The sample of inferred DIMs were, as mentioned above, retrieved from all human chromosomes in regions where duplications have been found to exist. The total number of DIMs sampled was so large (≈344,000) that we believe they can provide a general pattern of substitutions in segmental duplications. In contrast to unique DNA sequences, duplicated sequences frequently undergo homology-driven mutation when involved in either non-allelic homologous recombination or gene conversion [28
]. In the latter process, DNA repair of nucleotide mismatches in heteroduplex DNA intermediates has been shown to be GC-biased, providing a direct link to the GC-richness of duplications [51
]. Investigating the relationship between biased repair and the observed distribution of DIMs requires further work, considering that base mispairs are corrected with different efficiencies and specificities in mammals [52
]. The inferred point mutational spectrum was restricted to intergenic regions, excluding all DIMs located within RefSeq transcripts. Among all DIMs inferred, we thus omitted nearly 31.5% in our analyzed sample, as they all originated within UTRs, exons and introns residing in segmental duplications. As shown in early studies of molecular evolution, regions under functional constraints (i.e. human transcripts) show different patterns and rates of substitutions from selectively neutral sequences such as pseudogenes [53
]. In order to establish a neutral pattern of point mutations in segmental duplications, minimized with the confounding effects of natural selection, we excluded any mutational event in which either of the nucleotides were found inside RefSeq transcripts. Since the point mutational spectrum in coding regions of segmental duplications may display different characteristics than what we found in intergenic regions, we suggest that these nucleotide substitutions should be explored in further work.
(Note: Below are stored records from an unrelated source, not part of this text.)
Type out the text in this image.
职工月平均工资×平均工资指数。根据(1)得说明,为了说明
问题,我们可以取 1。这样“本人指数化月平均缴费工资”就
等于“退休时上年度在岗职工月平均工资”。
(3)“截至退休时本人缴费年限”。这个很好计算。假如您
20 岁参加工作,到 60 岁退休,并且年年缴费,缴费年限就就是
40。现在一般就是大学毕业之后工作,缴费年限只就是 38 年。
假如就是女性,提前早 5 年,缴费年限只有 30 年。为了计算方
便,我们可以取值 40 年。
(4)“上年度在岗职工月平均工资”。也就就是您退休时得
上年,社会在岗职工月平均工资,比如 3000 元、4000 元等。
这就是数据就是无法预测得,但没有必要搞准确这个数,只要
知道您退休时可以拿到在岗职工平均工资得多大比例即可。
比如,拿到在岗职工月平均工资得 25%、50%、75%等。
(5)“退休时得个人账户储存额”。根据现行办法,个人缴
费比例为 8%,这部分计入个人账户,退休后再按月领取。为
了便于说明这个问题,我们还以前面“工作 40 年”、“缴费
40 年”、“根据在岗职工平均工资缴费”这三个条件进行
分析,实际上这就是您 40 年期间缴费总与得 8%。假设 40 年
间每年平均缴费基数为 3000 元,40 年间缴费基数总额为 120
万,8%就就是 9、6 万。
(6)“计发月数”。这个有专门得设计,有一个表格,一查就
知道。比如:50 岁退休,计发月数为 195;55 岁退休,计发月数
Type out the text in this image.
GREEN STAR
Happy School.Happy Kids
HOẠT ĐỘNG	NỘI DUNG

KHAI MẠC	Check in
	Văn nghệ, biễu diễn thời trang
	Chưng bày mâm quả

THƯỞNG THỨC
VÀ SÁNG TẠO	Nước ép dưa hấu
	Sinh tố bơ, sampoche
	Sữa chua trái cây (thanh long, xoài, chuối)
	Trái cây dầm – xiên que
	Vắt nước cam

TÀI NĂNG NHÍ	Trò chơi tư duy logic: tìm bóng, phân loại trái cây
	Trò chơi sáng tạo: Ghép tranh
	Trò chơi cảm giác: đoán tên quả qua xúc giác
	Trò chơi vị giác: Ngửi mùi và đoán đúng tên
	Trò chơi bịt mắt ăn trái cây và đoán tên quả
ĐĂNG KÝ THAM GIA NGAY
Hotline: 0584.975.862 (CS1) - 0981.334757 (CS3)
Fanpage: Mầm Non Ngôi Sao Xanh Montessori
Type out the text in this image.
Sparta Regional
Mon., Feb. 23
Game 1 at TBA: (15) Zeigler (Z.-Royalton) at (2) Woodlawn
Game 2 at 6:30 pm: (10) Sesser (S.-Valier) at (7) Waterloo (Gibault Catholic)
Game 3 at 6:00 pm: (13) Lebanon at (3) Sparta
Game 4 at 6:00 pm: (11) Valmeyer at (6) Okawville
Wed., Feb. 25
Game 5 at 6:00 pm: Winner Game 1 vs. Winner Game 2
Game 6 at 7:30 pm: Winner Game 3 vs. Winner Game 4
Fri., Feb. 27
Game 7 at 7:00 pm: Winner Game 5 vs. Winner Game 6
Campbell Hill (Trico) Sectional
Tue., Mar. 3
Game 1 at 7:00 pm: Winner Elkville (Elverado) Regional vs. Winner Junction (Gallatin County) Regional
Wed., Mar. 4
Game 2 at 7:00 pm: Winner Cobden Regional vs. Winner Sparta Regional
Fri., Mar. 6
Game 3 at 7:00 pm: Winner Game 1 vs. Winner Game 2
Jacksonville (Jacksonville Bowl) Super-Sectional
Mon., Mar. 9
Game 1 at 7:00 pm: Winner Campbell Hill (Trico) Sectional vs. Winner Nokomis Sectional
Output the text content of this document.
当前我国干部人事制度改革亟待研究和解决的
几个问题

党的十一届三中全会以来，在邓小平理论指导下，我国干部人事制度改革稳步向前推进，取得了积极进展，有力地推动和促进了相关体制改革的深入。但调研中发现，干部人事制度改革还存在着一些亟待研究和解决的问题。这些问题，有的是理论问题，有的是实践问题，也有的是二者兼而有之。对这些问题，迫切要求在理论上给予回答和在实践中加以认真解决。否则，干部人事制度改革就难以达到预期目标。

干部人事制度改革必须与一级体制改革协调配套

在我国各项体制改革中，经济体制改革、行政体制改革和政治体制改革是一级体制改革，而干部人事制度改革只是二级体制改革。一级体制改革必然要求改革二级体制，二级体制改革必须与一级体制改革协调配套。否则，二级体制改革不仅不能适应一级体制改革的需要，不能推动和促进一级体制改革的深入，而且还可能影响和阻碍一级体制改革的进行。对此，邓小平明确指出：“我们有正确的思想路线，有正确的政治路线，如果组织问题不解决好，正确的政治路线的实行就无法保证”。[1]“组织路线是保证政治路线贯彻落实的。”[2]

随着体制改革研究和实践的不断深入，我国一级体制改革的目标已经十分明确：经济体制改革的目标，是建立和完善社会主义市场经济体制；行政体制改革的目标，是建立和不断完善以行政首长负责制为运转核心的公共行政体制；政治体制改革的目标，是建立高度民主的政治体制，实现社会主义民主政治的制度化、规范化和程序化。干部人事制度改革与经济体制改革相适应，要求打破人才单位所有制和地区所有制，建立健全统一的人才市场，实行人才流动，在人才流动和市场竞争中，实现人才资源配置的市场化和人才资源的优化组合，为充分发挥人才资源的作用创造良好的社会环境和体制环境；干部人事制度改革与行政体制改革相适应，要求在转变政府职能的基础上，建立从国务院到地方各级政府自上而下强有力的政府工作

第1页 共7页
Most important, our computational analysis of segmental duplications in the human genome suggests that they can be utilized as a novel data source for the analysis of vertebrate point mutagenesis. There are essentially two different observations that support this claim. First, the distribution and context of computationally inferred DIMs and a set of high-quality set of SNPs in intergenic regions of the genome were largely similar (Figures , and ). Second, we found that a large fraction of the inferred DIMs overlap with verified SNPs, which provides evidence that our inference strategy is able to retrieve actual mutational events that lead to genetic variation. Moreover, our inferred set of nucleotide substitutions originates from regions in all human chromosomes, as segmental duplications are not restricted to any particular chromosome, but rather distributed in a genome-wide fashion. We believe that the inferred dataset of point mutations may be a valuable complement to SNPs for the analysis of human genetic variation.